Educator and fellow blogger, Lee Barrios who writes the Geaux Teacher blog has a regular comment on her blog about the theory that raising standards produces higher achievement. It goes like this:
"If a child struggles to clear the high bar
at five feet, she will not become a "world class" jumper because someone raised
the bar to six feet and yelled "jump higher," or if her “poor” performance is
used to punish her coach." - - Common Sense
Nothing about these new standards is based on a logical scientific approach. Diane Ravitch, pointed out recently that the development of the standards did not follow proper procedures for the adoption of standards. We also know that the director of the Common Core project, David Coleman, has no qualifications whatsoever as a K-12 educator. I suggest my readers also read the two part series by Mercedes Schneider on the development and selling of the Common Core, here and here.
It is also becoming very clear that the CCSS development was based much more on seriously flawed ideology than on any systematic and scientific approach. In my opinion the biggest mistake made by the developers is the assumption that all children can and should learn their reading, writing and math at the same rate and at the same achievement level. You know, the one-size-fits-all approach. This assumption violates everything we know about the highly varied learning styles and abilities of children. Remember the disaster of "No Child Left Behind" which expected all children to be proficient in English and math by the year 2014? The application of that standard would have failed almost 100% of all the schools in America. That's why the U.S. DOE allowed states to seek waivers to the requirements of that law. Now we are going to go through it all over again with the even more "rigorous" CCSS. (Did you read that the State Superintendent of Education in Washington state predicted that all the schools in that state will be classified as failing this year because the U.S. DOE canceled their waiver over Washington State's refusal to evaluate teachers based on student test scores?)

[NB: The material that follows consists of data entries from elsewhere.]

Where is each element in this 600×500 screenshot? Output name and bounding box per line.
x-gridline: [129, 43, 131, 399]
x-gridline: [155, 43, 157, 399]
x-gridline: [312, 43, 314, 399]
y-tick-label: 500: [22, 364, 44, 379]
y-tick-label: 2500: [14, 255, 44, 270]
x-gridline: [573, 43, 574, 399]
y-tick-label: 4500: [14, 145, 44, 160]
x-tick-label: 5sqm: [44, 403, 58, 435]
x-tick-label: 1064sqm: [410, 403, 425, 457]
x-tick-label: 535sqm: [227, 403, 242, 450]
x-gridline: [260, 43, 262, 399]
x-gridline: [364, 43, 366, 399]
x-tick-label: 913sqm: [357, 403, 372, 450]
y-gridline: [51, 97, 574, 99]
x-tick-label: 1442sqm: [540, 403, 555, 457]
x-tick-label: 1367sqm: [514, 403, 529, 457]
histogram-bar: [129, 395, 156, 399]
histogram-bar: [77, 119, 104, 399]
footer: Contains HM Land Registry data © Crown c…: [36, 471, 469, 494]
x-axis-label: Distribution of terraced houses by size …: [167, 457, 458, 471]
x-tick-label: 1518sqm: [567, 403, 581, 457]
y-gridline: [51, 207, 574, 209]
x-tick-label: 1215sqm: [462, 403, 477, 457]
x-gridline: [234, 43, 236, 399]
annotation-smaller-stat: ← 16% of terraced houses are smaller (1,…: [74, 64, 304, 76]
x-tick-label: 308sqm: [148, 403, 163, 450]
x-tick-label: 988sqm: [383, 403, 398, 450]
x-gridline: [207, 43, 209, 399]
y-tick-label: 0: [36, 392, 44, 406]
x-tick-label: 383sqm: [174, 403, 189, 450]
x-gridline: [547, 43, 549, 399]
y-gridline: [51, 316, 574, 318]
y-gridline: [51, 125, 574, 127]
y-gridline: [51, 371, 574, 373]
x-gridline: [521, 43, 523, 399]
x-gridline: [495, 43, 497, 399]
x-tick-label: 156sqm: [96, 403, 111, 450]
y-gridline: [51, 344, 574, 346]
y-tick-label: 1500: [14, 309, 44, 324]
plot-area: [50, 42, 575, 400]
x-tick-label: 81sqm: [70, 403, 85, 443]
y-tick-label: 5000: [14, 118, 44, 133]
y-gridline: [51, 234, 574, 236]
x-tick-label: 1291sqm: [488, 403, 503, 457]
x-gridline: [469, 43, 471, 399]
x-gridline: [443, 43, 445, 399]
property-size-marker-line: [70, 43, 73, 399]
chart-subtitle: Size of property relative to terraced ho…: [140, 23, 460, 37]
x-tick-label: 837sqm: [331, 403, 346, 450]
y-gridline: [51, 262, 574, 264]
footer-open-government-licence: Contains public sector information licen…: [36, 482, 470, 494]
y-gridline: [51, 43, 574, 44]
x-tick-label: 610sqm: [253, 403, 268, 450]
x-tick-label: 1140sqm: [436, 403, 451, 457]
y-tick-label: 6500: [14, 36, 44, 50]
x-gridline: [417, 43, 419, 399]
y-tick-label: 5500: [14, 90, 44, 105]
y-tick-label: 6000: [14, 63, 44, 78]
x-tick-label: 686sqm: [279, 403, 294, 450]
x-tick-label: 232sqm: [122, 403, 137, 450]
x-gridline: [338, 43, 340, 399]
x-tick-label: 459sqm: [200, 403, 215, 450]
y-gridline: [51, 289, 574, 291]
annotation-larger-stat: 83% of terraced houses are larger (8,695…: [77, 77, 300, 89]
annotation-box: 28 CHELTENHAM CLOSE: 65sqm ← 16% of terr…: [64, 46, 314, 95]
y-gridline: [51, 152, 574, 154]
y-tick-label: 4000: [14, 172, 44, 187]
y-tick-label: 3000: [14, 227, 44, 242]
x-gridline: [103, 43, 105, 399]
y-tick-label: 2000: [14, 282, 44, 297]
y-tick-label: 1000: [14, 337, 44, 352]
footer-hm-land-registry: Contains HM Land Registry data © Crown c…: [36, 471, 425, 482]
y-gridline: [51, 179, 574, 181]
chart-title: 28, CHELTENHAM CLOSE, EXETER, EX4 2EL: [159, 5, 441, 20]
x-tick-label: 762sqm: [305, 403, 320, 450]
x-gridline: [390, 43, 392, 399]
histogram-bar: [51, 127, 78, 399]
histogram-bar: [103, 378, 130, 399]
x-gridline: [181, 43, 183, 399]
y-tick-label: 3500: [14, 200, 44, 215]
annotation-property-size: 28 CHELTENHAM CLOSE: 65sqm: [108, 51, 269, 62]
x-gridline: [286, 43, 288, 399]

House bill 953 does nothing to stop the immediate implementation of Common Core in Louisiana, but it would provide some protection for schools and teachers from the harmful effects of the PARCC testing. (White has already decreed that all students can be promoted to the next grade even if they fail the PARCC in the 4th and 8th grades.) One amendment which was added on the House floor by Rep. John Bel Edwards would prevent any public school's grade from being reduced through the 2015-16 school year by the PARCC testing. This legislation would at least give Louisiana public schools some protection from the erratic results of Common Core seen recently in Kentucky and New York.
Both HB 953 and HB 703 (which stops predatory charters in most school systems) will be strongly opposed in the Senate Education Committee by the public school haters.